Upgrading My Open Source Pi Surveillance Server with Frigate

Hardware Reporter
6 min read

I upgraded my Pi-based NVR setup with Exaviz's new Cruiser CM5 carrier board and DeskPi's mini rack enclosure, creating a powerful local surveillance solution with 8 PoE+ ports and AI acceleration.

Upgrading my Open Source Pi Surveillance Server with Frigate Feb 27, 2026

In 2024 I built a Pi Frigate NVR with Axzez's Interceptor 1U Case, and installed it in my 19" rack. Using a Coral TPU for object detection, it's been dutifully surveilling my property—on my terms (100% local, no cloud integration or account required). I've wanted to downsize the setup while keeping cheap large hard drives[^1], and an AI accelerator. Luckily, Exaviz sent me their new Cruiser board to test, and DeskPi sent me a prototype mini rack enclosure for it. I bought a couple Dell R720 drive sleds, plugged in a Compute Module 5, and tested it.

I made a video on the upgrade here:

If you'd rather read through a more condensed version, scroll on!

Hardware The star of the show, is of course the Cruiser CM5 carrier board:

Exaviz Cruiser CM5 carrier board inside DeskPi mini rack enclosure with Annke 4K camera on top

Exaviz Cruiser CM5 carrier board top

The architecture works around the Raspberry Pi CM5's main downside: limited PCI Express bandwidth.

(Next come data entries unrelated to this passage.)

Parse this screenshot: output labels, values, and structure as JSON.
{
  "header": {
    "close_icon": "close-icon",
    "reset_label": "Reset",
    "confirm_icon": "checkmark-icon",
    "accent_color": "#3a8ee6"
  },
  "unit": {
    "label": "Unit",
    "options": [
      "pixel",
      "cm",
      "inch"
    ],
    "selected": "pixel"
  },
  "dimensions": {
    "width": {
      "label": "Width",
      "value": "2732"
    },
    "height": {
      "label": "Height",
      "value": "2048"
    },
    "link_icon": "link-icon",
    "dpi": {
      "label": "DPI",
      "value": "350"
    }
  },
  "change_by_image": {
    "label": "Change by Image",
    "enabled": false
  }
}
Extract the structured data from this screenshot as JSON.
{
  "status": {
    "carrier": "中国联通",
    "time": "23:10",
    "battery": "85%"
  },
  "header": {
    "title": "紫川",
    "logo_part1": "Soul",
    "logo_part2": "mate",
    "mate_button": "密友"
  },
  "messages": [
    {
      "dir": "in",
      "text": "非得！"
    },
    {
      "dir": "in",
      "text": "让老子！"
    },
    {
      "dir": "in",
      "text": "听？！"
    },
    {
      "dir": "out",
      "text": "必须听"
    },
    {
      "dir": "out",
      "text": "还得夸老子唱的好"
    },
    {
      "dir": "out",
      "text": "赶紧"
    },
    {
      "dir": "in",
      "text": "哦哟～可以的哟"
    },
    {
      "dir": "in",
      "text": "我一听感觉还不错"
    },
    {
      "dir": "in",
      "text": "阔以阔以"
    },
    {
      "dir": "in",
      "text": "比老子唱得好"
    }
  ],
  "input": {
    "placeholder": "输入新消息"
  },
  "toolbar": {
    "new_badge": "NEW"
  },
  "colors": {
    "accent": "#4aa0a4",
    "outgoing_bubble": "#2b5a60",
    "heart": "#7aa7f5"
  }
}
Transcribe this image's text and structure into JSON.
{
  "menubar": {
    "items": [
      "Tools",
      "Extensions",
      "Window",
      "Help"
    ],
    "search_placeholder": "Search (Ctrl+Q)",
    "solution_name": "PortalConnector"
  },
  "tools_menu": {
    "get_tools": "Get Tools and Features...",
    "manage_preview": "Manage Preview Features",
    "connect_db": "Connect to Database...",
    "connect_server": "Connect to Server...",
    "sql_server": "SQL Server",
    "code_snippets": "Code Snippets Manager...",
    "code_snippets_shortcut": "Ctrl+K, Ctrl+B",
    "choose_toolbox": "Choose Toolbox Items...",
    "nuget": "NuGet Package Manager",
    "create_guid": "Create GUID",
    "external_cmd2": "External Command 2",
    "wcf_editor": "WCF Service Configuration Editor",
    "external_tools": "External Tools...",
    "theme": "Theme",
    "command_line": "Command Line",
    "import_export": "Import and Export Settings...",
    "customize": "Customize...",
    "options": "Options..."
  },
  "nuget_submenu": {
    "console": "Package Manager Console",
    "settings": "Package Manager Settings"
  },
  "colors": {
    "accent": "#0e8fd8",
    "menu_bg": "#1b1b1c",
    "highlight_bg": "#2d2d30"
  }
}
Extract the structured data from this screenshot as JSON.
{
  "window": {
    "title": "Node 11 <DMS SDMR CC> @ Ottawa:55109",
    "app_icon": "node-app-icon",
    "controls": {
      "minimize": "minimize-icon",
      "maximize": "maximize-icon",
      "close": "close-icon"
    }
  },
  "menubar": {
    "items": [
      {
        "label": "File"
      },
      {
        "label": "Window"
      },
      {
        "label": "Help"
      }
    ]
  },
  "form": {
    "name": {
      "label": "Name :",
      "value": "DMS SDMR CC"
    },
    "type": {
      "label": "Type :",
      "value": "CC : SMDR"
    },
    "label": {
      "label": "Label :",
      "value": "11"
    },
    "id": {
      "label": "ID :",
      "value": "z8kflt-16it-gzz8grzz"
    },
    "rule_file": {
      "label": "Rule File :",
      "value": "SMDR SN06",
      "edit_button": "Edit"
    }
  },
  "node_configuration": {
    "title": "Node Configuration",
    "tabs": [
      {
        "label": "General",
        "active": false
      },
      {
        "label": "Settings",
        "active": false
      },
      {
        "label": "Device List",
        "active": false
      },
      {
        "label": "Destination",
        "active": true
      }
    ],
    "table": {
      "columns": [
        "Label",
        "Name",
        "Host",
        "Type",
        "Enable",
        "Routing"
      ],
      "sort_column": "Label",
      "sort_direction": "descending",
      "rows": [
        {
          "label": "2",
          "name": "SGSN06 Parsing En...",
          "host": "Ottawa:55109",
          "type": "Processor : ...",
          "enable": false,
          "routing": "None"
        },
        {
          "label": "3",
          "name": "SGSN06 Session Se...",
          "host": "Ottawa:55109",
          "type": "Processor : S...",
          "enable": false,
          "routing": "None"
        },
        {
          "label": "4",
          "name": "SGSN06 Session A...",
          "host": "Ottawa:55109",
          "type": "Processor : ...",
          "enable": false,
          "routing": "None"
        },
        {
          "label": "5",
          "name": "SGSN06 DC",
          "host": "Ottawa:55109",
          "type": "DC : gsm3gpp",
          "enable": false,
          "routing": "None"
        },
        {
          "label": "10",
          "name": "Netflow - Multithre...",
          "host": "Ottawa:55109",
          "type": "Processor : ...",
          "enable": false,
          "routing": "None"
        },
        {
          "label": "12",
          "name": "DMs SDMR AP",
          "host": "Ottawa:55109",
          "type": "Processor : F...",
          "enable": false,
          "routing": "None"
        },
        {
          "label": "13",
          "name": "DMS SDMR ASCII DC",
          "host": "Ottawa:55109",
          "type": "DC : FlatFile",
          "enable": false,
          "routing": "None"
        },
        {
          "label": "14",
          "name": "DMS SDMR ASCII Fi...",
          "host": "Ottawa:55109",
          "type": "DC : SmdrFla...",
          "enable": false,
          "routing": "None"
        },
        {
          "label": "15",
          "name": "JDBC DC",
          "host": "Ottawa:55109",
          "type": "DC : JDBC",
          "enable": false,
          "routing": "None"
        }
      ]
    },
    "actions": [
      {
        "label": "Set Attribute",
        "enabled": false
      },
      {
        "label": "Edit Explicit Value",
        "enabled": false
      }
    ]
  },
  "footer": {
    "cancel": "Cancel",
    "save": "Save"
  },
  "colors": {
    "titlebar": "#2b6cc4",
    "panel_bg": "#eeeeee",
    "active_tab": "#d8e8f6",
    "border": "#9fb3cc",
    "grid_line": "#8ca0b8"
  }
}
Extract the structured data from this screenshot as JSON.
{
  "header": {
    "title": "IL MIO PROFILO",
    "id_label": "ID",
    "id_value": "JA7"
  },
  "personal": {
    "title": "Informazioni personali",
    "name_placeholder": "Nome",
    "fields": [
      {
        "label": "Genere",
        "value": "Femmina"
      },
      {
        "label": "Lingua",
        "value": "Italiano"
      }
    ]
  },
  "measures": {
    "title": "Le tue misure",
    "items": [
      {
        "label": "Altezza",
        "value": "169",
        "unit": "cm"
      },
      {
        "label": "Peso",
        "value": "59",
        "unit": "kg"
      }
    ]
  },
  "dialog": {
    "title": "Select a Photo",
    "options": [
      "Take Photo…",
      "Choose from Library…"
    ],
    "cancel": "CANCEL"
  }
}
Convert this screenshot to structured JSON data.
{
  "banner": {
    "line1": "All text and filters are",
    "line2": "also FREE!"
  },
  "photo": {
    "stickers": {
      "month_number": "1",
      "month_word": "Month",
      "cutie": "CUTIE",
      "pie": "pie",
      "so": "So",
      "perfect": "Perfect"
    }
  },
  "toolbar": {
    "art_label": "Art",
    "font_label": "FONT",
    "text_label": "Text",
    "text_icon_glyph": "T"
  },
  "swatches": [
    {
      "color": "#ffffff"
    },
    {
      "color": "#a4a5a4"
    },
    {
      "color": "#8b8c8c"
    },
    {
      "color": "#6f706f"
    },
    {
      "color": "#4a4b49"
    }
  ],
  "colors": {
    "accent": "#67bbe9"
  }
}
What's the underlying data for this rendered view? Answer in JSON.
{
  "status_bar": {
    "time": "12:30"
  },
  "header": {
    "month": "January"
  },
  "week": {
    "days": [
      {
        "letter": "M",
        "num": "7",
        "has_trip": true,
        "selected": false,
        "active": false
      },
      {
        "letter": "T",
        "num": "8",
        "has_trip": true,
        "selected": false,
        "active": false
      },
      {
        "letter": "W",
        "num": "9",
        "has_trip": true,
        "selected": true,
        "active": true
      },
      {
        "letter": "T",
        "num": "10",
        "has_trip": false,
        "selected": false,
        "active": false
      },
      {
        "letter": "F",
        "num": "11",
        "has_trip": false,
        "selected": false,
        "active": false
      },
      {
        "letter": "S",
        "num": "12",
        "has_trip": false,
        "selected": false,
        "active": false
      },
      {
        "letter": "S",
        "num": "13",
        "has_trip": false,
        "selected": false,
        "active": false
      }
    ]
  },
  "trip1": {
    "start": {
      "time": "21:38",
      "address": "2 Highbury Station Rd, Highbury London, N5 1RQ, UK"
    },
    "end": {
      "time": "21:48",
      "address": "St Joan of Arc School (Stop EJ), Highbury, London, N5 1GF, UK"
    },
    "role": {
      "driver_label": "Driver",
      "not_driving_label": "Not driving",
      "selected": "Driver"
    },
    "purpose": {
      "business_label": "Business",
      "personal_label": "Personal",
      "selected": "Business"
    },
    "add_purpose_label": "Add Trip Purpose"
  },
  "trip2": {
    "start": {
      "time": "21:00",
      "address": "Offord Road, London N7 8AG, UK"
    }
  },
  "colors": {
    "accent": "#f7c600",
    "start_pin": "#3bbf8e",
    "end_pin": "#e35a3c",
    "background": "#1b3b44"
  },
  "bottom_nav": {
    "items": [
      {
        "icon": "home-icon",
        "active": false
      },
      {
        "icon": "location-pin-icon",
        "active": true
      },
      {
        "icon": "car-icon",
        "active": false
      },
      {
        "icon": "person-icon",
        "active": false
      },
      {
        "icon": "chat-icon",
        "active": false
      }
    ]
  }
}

Instead of adding an expensive PCIe switch, and attaching multiple high-bandwidth devices to the Pi's only PCIe lane, Exaviz went with a mix of PCIe and USB:

The M.2 M-key NVMe slot is connected directly to the Pi's PCIe Gen 2 x1 lane (technically you can run it at Gen 3, but that's not the official spec).

The 2.5 Gbps WAN port (RTL8156BG) is routed through USB 3.0

The 2x SATA connections (JMS561) are routed through USB 3.0

The (up to) 8 10/100/1000 Mbps PoE+ ports (RTL8367RB) are connected to the CM5's built-in 1 Gbps Ethernet.

There are extra USB 3.0 and USB 2.0 ports for accessories and peripherals, a microSD card slot for Lite CM5s, two Qwiic I2C connectors, two HDMI 2.0 ports, fan headers, a molex power connector for HDD power, and even an ESP32-C6 thrown in the mix to give the board Zigbee (or additional WiFi/BT) capabilities. There's a front panel IO header, a jumper to enable hardware RAID if you want, a connector for adding on even more PoE ports (via addon card), and a 48V DC barrel jack accepting up to 288W of power (48V at 6A, recommended if you buy the maxed-out version).

The board doesn't fit in an ITX-sized chassis, but all the important IO is on one side, at least, meaning you don't wind up with a cable mess.

DeskPi's mini rack case

Installing the Cruiser in DeskPi's prototype mini rack enclosure (which is not public yet—I'll try to link to it when available) was easy enough:

Exaviz Cruiser in DeskPi Rackmount - front

The front side looks polished, with the ports all in a wide IO cutout, and the R720-style drive sleds locked in. The back... not quite as much:

Exaviz Cruiser in DeskPi Rackmount - back

DeskPi is working on it, though. This prototype just lets the cables dangle, but they may be engineering a PCB that allows the drive sleds to hot swap more easily, without having wires to plug and unplug by hand every time. They also included a power button with no power LED, which makes it harder to tell if the system is powered on from the front—so hopefully the final version will have an LED on the power button, in addition to a better option for cable managing the two drives. (I've also mentioned thin ITX motherboard compatibility would make this enclosure even better!)

The two bays at the bottom accept drive sleds like these Dell R720-compatible sleds I found on eBay. Into those sleds I installed two $99(!) 4TB IronWolf NAS hard drives. Someday storage will go back down in price again. Hopefully.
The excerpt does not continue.